A little while ago, I observed that
Opponents of political correctness are quick to claim oppression whenever they are subject to verbal criticism. ‘Racist’ is the absolute taboo term for these reverse-PC types
As if to illustrate this point, Tim Dunlop quotes academic Katharine Betts, saying:
I define racism as the belief that cultural characteristics are biologically determined, that they cannot be changed, and that groups sharing these characteristics can be ranked in a hierarchy of inferiority and superiority. This belief is wrong and it has been used to excuse terrible acts. The word ‘racism’ describes some of the greatest evils we have seen. When it is used loosely as a catchall term of abuse, we trivialize something which should be taken very seriously. For example are ethnic preferences in choice of marriage partners racism, or just personal preference?
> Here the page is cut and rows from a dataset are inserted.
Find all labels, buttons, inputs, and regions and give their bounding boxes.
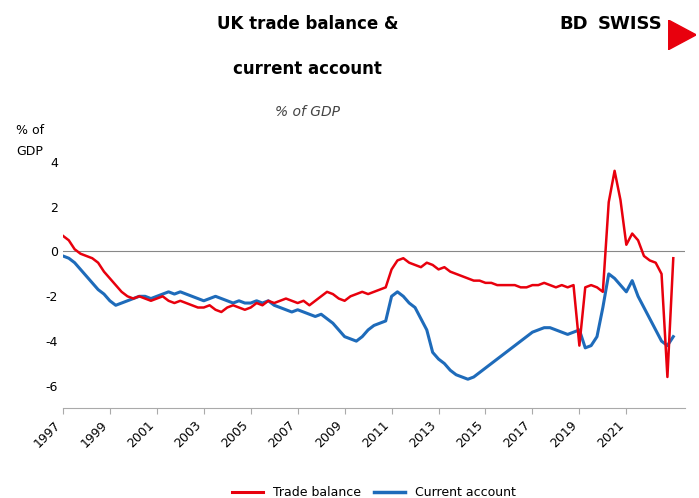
Text: SWISS: SWISS — [598, 15, 663, 33]
Text: UK trade balance &: UK trade balance & — [217, 15, 398, 33]
Text: BD: BD — [559, 15, 588, 33]
Polygon shape — [668, 20, 696, 50]
Text: GDP: GDP — [16, 145, 43, 158]
Text: % of: % of — [16, 124, 44, 137]
Legend: Trade balance, Current account: Trade balance, Current account — [227, 481, 521, 498]
Text: current account: current account — [233, 60, 382, 78]
Text: % of GDP: % of GDP — [275, 105, 340, 119]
It’s fashionable now to call racism as I’ve defined it ‘old racism’ and to say that today we must struggle against ‘new racism’. But this ‘new racism’ seems to involve nothing more than preferring to mix with people like yourself. Such behaviour may sometimes be cliquey and unfriendly but it’s a long way from slavery and mass murder.
This quote appears to come from an interview with the Institute for Public Affairs, which is available as a PDF file, here.
Betts’ definition of racism fits Nazi Germany and the Confederate South in the United States, a point underlined by her emphasis on slavery and mass murder. But it excludes apartheid, the ‘Jim Crow’ era in the South and the White Australia policy, at least as far their official theory is concerned. Advocates of all three policies rejected claims of racism, drawing precisely the distinction made by Betts. These policies focused not on the superiority of one race over another, but on the desirability of keeping races separate. (It was, of course, merely coincidental that most of the desirable real estate ended up on the ‘white’ side of the lines of separation).
Most people would regard apartheid as a racist policy. Nevertheless, use of the term ‘racism’ generally ends up bogging arguments down in violent definitional disputes. Perhaps we should return to the more neutral term used to define the Jim Crow laws, ‘segregationism’. Clearly Betts is endorsing racial segregationism, at least as a legitimate personal preference and, by implication, as a public policy.
Tim Dunlop makes the argument that there is a continuum running from the kind of views defended by Betts to the extreme versions she defines as ‘racism’. I think it’s easier to see a continuum of segregationist views running from ‘preferring to mix with people like yourself’ to apartheid and White Australia. The inclusion of explicit pseudo-scientific theories about racial superiority is an additional element, which as Betts says, can justify the worst outrages associated with the term ‘racism’. But even where it does not amount to racism in the sense defined by Betts, segregationism is based on, and justifies, distrust, dislike and ultimately hatred of anyone outside the self-defined group that practises it.
One more point Since I have previously noted the failure of Australia’s free-market thinktanks to give any voice to classical liberal views on the issue of refugee policy, I’m happy to point out that the Centre for Independent Studies has run an article by William Maley in its journal Policy, attacking current government policy. Link via Jason Soon.